We knew something grim might take place in Braavos and fans of the book might attest to how shocking this was. Arya’s obsession with righting the wrongs committed against her family went too far. She disguised herself using the skills gained in the House of Black and White to assassinate Meryn Trant in particularly brutal fashion – stabbing out his eyes and slitting his throat – before returning her mask to the hall of the Many Faced God. It’s here that she is confronted by Jaqen H’Ghar. Her master is disappointed with her for disobeying him and takes his own life – but does he? He shows her that her quest has poisoned her and takes her sight as penance. Bleak Moment: One.
In the North, Stannis begins assault Winterfell. Only everything is against him; half his forces have fled and they’ve taken all the remaining quota of horses. His army is hardly a squadron as they commence their battle but almost all are immediately struck down. We pick the action up in the aftermath as Stannis staggers through the woods before being held to account by Brienne of Tarth. She strikes him down – or does she? Weirdly, Game of Thrones chooses not to show us Stannis’ death which would suggest that she may have spared him. What I think was a masterstroke of this season was humanizing and then showing Stannis’ utter conviction in the quest to become king. It was a rare karmic moment of the show to portray his downfall as an event that may have been just what he deserved. Bleak Moment: Two.
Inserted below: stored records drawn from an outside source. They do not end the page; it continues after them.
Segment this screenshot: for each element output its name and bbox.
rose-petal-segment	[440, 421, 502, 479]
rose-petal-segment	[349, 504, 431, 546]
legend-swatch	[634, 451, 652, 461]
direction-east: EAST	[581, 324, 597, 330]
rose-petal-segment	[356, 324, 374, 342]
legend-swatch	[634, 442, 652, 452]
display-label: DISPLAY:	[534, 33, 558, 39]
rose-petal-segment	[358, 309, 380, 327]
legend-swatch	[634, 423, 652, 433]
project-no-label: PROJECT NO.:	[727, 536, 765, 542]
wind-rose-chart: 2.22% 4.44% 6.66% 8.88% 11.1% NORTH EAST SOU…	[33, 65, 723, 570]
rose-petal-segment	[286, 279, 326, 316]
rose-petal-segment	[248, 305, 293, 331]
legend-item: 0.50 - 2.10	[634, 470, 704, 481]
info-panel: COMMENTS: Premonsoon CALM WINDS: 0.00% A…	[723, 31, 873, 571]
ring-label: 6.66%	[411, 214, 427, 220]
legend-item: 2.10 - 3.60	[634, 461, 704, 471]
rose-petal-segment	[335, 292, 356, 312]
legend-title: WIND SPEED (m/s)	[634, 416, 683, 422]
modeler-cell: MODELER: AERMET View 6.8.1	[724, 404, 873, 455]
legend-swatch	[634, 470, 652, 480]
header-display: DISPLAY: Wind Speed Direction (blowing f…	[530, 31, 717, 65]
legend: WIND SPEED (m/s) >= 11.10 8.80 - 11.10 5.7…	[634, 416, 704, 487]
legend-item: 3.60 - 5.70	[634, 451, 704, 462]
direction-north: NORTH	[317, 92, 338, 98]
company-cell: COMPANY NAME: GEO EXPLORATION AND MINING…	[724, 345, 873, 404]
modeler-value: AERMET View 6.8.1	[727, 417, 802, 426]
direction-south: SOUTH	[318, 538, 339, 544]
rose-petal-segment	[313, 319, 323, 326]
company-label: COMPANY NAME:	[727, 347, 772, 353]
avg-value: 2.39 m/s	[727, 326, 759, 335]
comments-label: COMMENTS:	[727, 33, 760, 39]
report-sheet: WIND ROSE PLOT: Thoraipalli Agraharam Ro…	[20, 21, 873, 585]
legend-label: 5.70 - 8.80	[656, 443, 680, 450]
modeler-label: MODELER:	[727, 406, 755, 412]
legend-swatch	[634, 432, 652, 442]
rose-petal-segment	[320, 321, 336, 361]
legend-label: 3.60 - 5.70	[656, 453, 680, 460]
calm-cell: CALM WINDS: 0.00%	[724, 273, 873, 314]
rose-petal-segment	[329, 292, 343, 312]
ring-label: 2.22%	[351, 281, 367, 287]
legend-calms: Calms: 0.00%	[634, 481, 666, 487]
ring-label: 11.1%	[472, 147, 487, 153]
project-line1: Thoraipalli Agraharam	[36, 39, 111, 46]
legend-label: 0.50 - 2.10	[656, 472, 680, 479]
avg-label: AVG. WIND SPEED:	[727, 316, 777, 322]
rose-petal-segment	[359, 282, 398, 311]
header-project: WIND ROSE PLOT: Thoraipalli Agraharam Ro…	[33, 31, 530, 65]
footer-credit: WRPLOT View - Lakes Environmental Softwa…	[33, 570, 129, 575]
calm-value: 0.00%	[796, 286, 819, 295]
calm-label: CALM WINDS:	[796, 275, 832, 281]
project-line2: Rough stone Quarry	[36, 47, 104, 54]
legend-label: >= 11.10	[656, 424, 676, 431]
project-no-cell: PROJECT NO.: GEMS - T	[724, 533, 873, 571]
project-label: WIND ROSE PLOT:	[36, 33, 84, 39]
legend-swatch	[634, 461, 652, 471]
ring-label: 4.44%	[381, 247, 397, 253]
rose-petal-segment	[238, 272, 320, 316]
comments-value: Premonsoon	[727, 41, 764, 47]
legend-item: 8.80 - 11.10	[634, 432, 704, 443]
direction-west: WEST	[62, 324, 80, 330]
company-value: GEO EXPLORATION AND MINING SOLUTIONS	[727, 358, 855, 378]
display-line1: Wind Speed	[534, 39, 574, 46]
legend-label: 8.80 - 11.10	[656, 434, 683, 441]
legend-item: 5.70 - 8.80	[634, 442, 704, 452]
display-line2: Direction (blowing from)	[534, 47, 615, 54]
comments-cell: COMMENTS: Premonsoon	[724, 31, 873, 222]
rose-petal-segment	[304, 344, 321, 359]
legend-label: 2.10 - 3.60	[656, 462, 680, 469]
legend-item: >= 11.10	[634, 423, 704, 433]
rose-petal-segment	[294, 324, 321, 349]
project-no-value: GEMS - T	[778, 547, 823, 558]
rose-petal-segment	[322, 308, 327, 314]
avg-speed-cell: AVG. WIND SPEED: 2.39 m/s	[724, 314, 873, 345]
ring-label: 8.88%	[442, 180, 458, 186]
The eldest two Lannisters dive in with the next two Bleak Moments as both are raised up before coming crashing down. Jamie takes Myrcella with him on a ship back to Kings Landing. Whilst on the sea, he bears all to his daughter – his newfound heroism also bringing with it a refreshing openness and need to be loved by the character – and she responds accordingly. It’s an incredibly touching scene and one that is full of hope until Myrcella shows signs of the same poisoning that almost took Bronn from us. Unfortunately, she doesn’t have access to the same antidote as the sellsword and suffers a swift death.
Cersei confesses her sins to the High Sparrow and is led to believe that she will be freed until her trail. However, there is a cost; she must strip bare in front of the Seven, both figuratively and literally. After a brutal scene of scrubbing and shaving, Cersei is paraded naked through the streets of the capital, assaulted and abused by the common folk. It’s hard to pinpoint a moment in the last five years where I’ve genuinely felt for the character but this was definitely that moment. She falls into the arms of the resurrected Mountain (Franken-Mountain looks awesome by the way!) with the promise that those who have humiliated her will be made to pay dearly. Bleak Moments: Three and Four.
Don’t be fooled though – it wasn’t all bad tidings. Theon managed to break free of Ramsey’s spell and came good in protecting Sansa. The two escape over the walls of Winterfell but I doubt either will be able to walk in next season’s opener – that was quite a drop! Also, in Meereen, Tyrion is tasked with uniting and running the city in the absence of Daenerys. He’s also reunited with Varys and their exchanges are as amusing as expected. The Mother of Dragons has been taken to a strange land by Drogon (who stubbornly licks his wounds and refuses to commit to her bidding – at least for the moment) that may actually have brought her full circle. Leaving the dragon leads her to a plain where she is quickly surrounded by a Dothraki horde but it’s unknown how accepting the new Khal will be of her.
Of course, the season had to finish on a cliffhanger. Jon is brought news that a Wildling has news of the whereabouts of his Uncle Benjen. Racing to the gates, he reaches a wooden cross marked with the word ‘TRAITOR.’ The Brothers of the Nights Watch has established a coup, led by Alistair Thorne, to overthrow the Lord Commander. They take turns in stabbing him before the final, murderous blow is dealt by Olly. It’s a harrowing moment that sees Jon fall in the snow and bleed out. Even with the arrival of Lady Melisandre at Castle Black, we’re left with no inclination that there will be any way of saving one of Game of Thrones strongest and beloved characters. Bleak Moment: Five.
If anything, Mother’s Mercy seemed to have too much going on. From the start of season five, the tension has been building to a resounding crescendo – one more obvious than previous seasons – but a lot of the finale seemed shoehorned in. I would’ve loved to have seen more of the battle outside the walls of Winterfell and Cersei’s walk of shame, while long in terms of a scene for the show, seemed like it could have done with more attention both before and after the event. After building up Dany’s glorious escape in the previous episode, she was afforded little screen time and this appeared to mute what had gone before.
Don’t get me wrong, the finale was thrilling but the level of despair and tension was almost too much at times. I appreciate that this is Game of Thrones and very few characters have a happy ending but surely someone can catch a break for once? The plotting and characterization is still head and shoulders above the rest of syndicated television but please, show runners, allow someone a happy ending in season six!